2023 yılı, Türkiye ve Rusya arasındaki diplomatik ilişkilerin 105. yıl dönümünü kutlamakta. Bu uzun süreli ilişki, iki ülke için çeşitli zorlukları ve fırsatları barındıran bir yolculuk olmuştur. Diplomatik bağların tarihsel arka planı incelendiğinde, her iki ülkenin de gerektiğinde stratejik ortaklıktan, rekabete evrildiği dönemler olmuştur. Özellikle son yıllarda, bölgesel ve küresel ölçekteki siyasi gelişmeler, Rusya-Türkiye ilişkilerinin nasıl şekillendiğini ve iki ülkenin birbirleri ile olan bağlarının ne denli kritik olduğunu gözler önüne sermektedir.
Rusya ve Türkiye arasındaki resmi diplomatik ilişkilerin başlangıcı, 18. yüzyılın ortalarına kadar gitmektedir. Ancak, bu ilişkiler tam olarak 1918'de, Rusya İç Savaşı'nın sonlarına doğru diplomatik misyonların oluşturulmasıyla pekişmiştir. İki ülke arasındaki ilk anlaşmalar, genel olarak karşılıklı ticaretin gelişmesi amacı taşımaktaydı. Zamanla, ilişkilerin doğası derinleşti; özellikle İkinci Dünya Savaşı sonrası dönemde, Türkiye'nin NATO'ya katılması ve Sovyetler Birliği’nin varlığı, ilişkileri daha karmaşık hale getirdi. 1960'larda başlayan sıcak ilişkiler, 1990'ların başında Sovyetler Birliği’nin çöküşüyle yeni bir evreye girdi. Bu dönemde Türkiye, hem ekonomik hem de siyasi olarak bağımsız bir aktör haline geldi. Özellikle enerji alanında yapılan işbirlikleri, ilişkilerin temel taşlarını oluşturmaya başladı. Türkiye, Rusya'nın doğal gaz ve petrol tedarikinde önemli bir transit ülke konumuna geldi. Krizler ve ortak çıkarlar, her iki ülkenin de diplomatik ilişkilerini yeniden tanımlamasına yol açtı.

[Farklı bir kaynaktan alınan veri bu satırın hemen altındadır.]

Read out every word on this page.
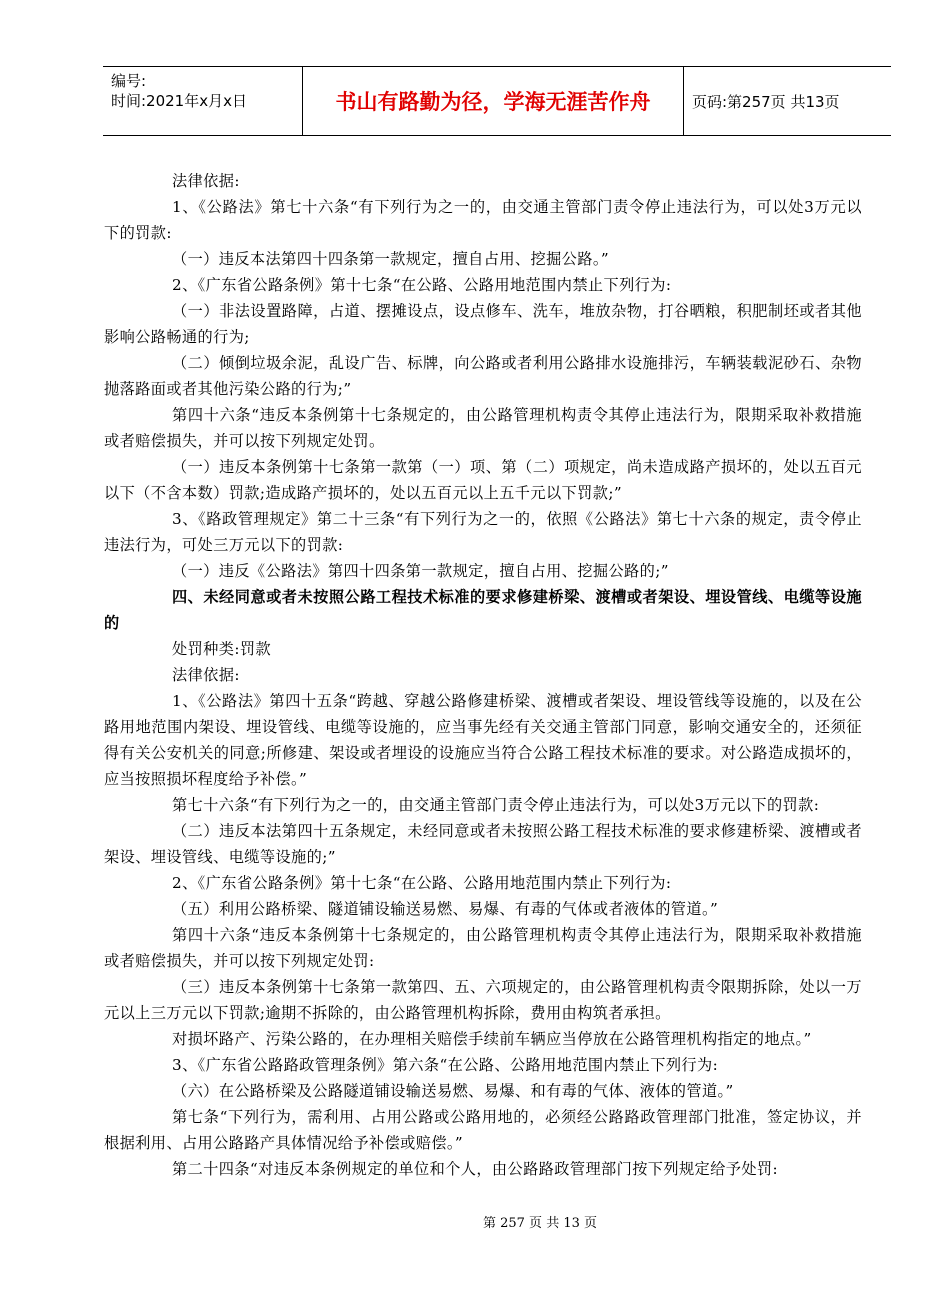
编号:
时间:2021年x月x日	书山有路勤为径，学海无涯苦作舟	页码:第257页 共13页

法律依据:

1、《公路法》第七十六条“有下列行为之一的，由交通主管部门责令停止违法行为，可以处3万元以下的罚款:

（一）违反本法第四十四条第一款规定，擅自占用、挖掘公路。”

2、《广东省公路条例》第十七条“在公路、公路用地范围内禁止下列行为:

（一）非法设置路障，占道、摆摊设点，设点修车、洗车，堆放杂物，打谷晒粮，积肥制坯或者其他影响公路畅通的行为;

（二）倾倒垃圾余泥，乱设广告、标牌，向公路或者利用公路排水设施排污，车辆装载泥砂石、杂物抛落路面或者其他污染公路的行为;”

第四十六条“违反本条例第十七条规定的，由公路管理机构责令其停止违法行为，限期采取补救措施或者赔偿损失，并可以按下列规定处罚。

（一）违反本条例第十七条第一款第（一）项、第（二）项规定，尚未造成路产损坏的，处以五百元以下（不含本数）罚款;造成路产损坏的，处以五百元以上五千元以下罚款;”

3、《路政管理规定》第二十三条“有下列行为之一的，依照《公路法》第七十六条的规定，责令停止违法行为，可处三万元以下的罚款:

（一）违反《公路法》第四十四条第一款规定，擅自占用、挖掘公路的;”

四、未经同意或者未按照公路工程技术标准的要求修建桥梁、渡槽或者架设、埋设管线、电缆等设施的

处罚种类:罚款

法律依据:

1、《公路法》第四十五条“跨越、穿越公路修建桥梁、渡槽或者架设、埋设管线等设施的，以及在公路用地范围内架设、埋设管线、电缆等设施的，应当事先经有关交通主管部门同意，影响交通安全的，还须征得有关公安机关的同意;所修建、架设或者埋设的设施应当符合公路工程技术标准的要求。对公路造成损坏的，应当按照损坏程度给予补偿。”

第七十六条“有下列行为之一的，由交通主管部门责令停止违法行为，可以处3万元以下的罚款:

（二）违反本法第四十五条规定，未经同意或者未按照公路工程技术标准的要求修建桥梁、渡槽或者架设、埋设管线、电缆等设施的;”

2、《广东省公路条例》第十七条“在公路、公路用地范围内禁止下列行为:

（五）利用公路桥梁、隧道铺设输送易燃、易爆、有毒的气体或者液体的管道。”

第四十六条“违反本条例第十七条规定的，由公路管理机构责令其停止违法行为，限期采取补救措施或者赔偿损失，并可以按下列规定处罚:

（三）违反本条例第十七条第一款第四、五、六项规定的，由公路管理机构责令限期拆除，处以一万元以上三万元以下罚款;逾期不拆除的，由公路管理机构拆除，费用由构筑者承担。

对损坏路产、污染公路的，在办理相关赔偿手续前车辆应当停放在公路管理机构指定的地点。”

3、《广东省公路路政管理条例》第六条“在公路、公路用地范围内禁止下列行为:

（六）在公路桥梁及公路隧道铺设输送易燃、易爆、和有毒的气体、液体的管道。”

第七条“下列行为，需利用、占用公路或公路用地的，必须经公路路政管理部门批准，签定协议，并根据利用、占用公路路产具体情况给予补偿或赔偿。”

第二十四条“对违反本条例规定的单位和个人，由公路路政管理部门按下列规定给予处罚:

第 257 页 共 13 页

Son yıllarda, Rusya-Ukrayna Savaşı'nın yarattığı çatışma ortamı, Türkiye'nin hem istihbarat, hem de silah satışı konularında önemli bir arabulucu rolü üstlenmesine neden oldu. Bu durum, Türkiye'nin Batılı ittifaklarla olan ilişkilerini etkilerken, Rusya ile olan bağlarını da yeniden şekillendiriyor. Özellikle S-400 hava savunma sisteminin satın alınması gibi gelişmeler, her iki taraf için de dış politika dinamiklerini hızlandırdı. Bu bağlamda, iki ülkenin güç dengesini nasıl koruduğu oldukça önemli. Türkiye, Batı ile olan ilişkileri sürdürürken, Rusya ile olan işbirliğini de güçlendirme çabasını sürdürmektedir. Ekonomik işbirlikleri, turizm alanındaki gelişmeler ve bölgesel güvenlik konusunda ortak projeler, iki ülke arasındaki ilişkilerin derinleşmesine yol açan unsurlardır. Bununla birlikte, her iki ülkenin de karşı karşıya kaldığı zorluklar ve belirsizlikler bulunmaktadır. Sadece ekonomik değil, aynı zamanda siyasi bağımsızlık da önem arz ediyor. Türkiye, Rusya ile olan ilişkilerini dengelerken, merkezi bir aktör olma konumunu güçlendirme çabasında olacaktır. Diğer taraftan, Rusya'nın da Türkiye üzerinden Akdeniz'e ulaşma stratejisi, iki ülke arasındaki bağı daha da itici bir güç haline getirmektedir.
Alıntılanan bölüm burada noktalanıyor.